2. Wróciłem do biura, w biurze ruch jak na Marszałkowskiej. Nawiedził mnie reprezentant prasy niepokornej, ale żeby pogadać, musiałem go zabrać na Wołoską i gadać po drodze, bo wcześniej ciągle coś się działo.
W komorze czytałem kryminał wydrukowany na chwilę przed mnię poczęciem. Seria z konikiem morskim. Zły bardzo, ale nawiązujący do problemu służby Kaszubów w Wehrmachcie i SS. Bohaterem jest dziennikarz radiowy, który ma kolegę milicjanta, i ten kolega pozwala mu brać udział w śledztwie. Zły ten kryminał był jak mój dowcip wyżej. I to jest zła informacja.

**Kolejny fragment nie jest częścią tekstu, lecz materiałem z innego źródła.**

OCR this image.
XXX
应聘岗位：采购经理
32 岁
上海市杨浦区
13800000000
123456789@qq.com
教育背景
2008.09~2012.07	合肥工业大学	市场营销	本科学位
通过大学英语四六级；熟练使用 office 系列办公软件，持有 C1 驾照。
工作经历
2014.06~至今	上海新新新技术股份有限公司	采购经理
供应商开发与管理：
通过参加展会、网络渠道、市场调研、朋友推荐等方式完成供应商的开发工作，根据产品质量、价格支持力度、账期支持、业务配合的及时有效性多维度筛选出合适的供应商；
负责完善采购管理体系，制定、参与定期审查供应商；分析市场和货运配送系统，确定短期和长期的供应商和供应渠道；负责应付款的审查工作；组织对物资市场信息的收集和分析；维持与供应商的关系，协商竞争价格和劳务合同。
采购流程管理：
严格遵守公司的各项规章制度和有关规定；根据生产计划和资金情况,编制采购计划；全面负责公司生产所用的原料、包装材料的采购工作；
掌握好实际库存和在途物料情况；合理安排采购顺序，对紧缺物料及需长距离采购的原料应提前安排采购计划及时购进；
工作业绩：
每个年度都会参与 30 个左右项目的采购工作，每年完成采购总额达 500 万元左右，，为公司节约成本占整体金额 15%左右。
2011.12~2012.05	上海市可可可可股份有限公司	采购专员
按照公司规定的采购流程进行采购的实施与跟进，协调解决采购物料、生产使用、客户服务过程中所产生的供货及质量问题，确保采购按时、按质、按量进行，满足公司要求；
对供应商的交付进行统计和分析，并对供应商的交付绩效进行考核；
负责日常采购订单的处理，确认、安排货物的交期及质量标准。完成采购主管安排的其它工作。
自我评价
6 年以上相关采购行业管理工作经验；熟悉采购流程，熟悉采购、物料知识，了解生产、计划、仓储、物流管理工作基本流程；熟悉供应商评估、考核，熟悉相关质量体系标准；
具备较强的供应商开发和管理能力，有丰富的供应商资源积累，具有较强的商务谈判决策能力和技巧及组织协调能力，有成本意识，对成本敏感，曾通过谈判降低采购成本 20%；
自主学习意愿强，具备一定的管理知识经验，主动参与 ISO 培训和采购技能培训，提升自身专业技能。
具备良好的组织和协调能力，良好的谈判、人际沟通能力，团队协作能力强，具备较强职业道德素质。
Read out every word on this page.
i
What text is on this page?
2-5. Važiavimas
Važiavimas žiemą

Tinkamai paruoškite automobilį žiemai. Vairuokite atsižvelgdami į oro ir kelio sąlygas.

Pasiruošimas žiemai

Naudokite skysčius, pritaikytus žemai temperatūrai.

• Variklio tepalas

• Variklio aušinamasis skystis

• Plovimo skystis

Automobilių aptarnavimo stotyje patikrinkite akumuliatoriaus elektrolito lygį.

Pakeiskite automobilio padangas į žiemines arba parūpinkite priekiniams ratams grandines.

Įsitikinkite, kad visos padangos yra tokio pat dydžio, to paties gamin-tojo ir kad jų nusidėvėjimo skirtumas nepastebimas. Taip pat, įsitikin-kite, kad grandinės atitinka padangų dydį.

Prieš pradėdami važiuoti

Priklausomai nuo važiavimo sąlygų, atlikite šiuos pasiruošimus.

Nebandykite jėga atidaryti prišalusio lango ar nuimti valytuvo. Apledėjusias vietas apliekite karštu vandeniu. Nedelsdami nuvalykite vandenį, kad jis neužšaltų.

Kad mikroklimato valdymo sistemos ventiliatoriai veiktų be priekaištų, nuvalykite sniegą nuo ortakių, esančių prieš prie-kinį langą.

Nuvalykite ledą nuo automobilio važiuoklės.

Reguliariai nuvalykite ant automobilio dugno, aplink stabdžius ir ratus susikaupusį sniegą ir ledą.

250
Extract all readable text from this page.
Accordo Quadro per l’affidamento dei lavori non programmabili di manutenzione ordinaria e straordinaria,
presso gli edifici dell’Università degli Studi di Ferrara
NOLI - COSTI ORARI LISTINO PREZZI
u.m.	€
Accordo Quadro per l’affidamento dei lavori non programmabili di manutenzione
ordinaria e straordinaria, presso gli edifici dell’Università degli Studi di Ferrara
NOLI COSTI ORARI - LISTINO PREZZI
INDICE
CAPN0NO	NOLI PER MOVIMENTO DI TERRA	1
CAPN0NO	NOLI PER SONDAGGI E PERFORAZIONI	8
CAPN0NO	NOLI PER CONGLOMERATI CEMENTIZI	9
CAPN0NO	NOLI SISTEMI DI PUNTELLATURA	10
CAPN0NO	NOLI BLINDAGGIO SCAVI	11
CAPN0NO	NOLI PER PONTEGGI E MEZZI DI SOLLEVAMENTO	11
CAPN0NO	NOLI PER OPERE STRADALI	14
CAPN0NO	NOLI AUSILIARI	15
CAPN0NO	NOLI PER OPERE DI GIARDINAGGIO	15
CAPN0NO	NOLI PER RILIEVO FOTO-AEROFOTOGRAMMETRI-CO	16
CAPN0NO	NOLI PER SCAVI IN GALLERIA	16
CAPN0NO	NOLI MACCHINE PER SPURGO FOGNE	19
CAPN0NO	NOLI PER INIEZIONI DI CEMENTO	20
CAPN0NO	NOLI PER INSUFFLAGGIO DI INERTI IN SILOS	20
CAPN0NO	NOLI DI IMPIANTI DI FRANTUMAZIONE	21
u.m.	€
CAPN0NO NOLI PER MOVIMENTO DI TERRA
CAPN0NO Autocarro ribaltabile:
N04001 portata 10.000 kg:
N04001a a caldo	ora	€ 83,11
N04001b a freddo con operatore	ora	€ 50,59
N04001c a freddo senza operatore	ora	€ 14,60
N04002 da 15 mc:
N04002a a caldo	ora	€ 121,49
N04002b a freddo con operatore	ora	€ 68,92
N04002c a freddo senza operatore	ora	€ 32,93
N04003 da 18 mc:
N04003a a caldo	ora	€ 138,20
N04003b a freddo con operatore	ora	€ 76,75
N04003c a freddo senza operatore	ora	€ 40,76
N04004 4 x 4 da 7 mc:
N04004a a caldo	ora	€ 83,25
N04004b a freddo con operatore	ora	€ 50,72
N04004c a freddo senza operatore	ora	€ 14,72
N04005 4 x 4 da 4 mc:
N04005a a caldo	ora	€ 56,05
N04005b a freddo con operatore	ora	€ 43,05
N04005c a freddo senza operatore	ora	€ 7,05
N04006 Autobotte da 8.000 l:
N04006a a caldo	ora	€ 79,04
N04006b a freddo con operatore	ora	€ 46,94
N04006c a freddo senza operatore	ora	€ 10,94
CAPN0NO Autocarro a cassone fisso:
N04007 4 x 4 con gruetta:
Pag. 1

3. Pojechałem do mechanika Jacka, który się okazał… znaczy, go nie było, bo był na wakacjach. Konsylium mechaników po fajrancie stwierdziło, że BMW nie jedzie, bo się posuł potencjometr od pedału gazu. Silnik w tej 750 to właściwie dwa silniki rzędowe połączone wałem. Ma dwie pompy paliwa, dwa przepływomierze, dwa komputery, dwie przepustnice. No i żeby jednym pedałem gazu otwierać dwie przepustnice potrzebna jest elektryka. No i ona się ze starości (chyba) zepsuła. I to jest zła informacja.
Wróciłem do domu. Spotkałem się z kolegą Wojciechem, poźniej z jeszcze jednym Wojciechem. Trzech Wojciechów w jednej notce. Taka sytuacja.




24 lipca 2015



1. Działo się. Najsamprzód pojszłem do Sejmu. Idąc będąc, zadzwoniłem do ojca, który kupił w końcu mieszkanie w Hiszpanii i emigruje. I to – wbrew pozorom – wcale nie z powodu strachu przed PiS, tylko dlatego, że lubi kiedy ma cieplej, a do tego jego amerykańska emerytura wypłacana w Hiszpanii będzie nienadgryziona przez podatki. Kwota wolna – te sprawy.
W Sejmie, z kolegą, który na imię ma tak samo jak rondo Babka, a na nazwisko, jak wynalazca barszczu, udaliśmy się do biura prasowego, by wyjaśnić sytuację z dnia poprzedniego.
Otóż jakiś pan, znany z nic mi nie mówiącego nazwiska (nie znam się na polityce), opowiadał państwu sejmowym dziennikarzom, że w związku z liczbą zaproszonych przez #PAD gości nie będzie miejsca dla dziennikarzy. Stąd był się wziął, dnia poprzedniego, telefon z natemat.pl.
Biuro Prasowe Sejmu stwierdziło, że to jakieś bzdury. Podobnie jak ta o usunięciu stolików prasowych. Udałem się więc do rzeczonych stolików i wygłosiłem kilkakrotnie oświadczenie, że to wszystko bzdury. Nie wiem tylko, czy byłem odpowiednio skuteczny. I to jest zła informacja.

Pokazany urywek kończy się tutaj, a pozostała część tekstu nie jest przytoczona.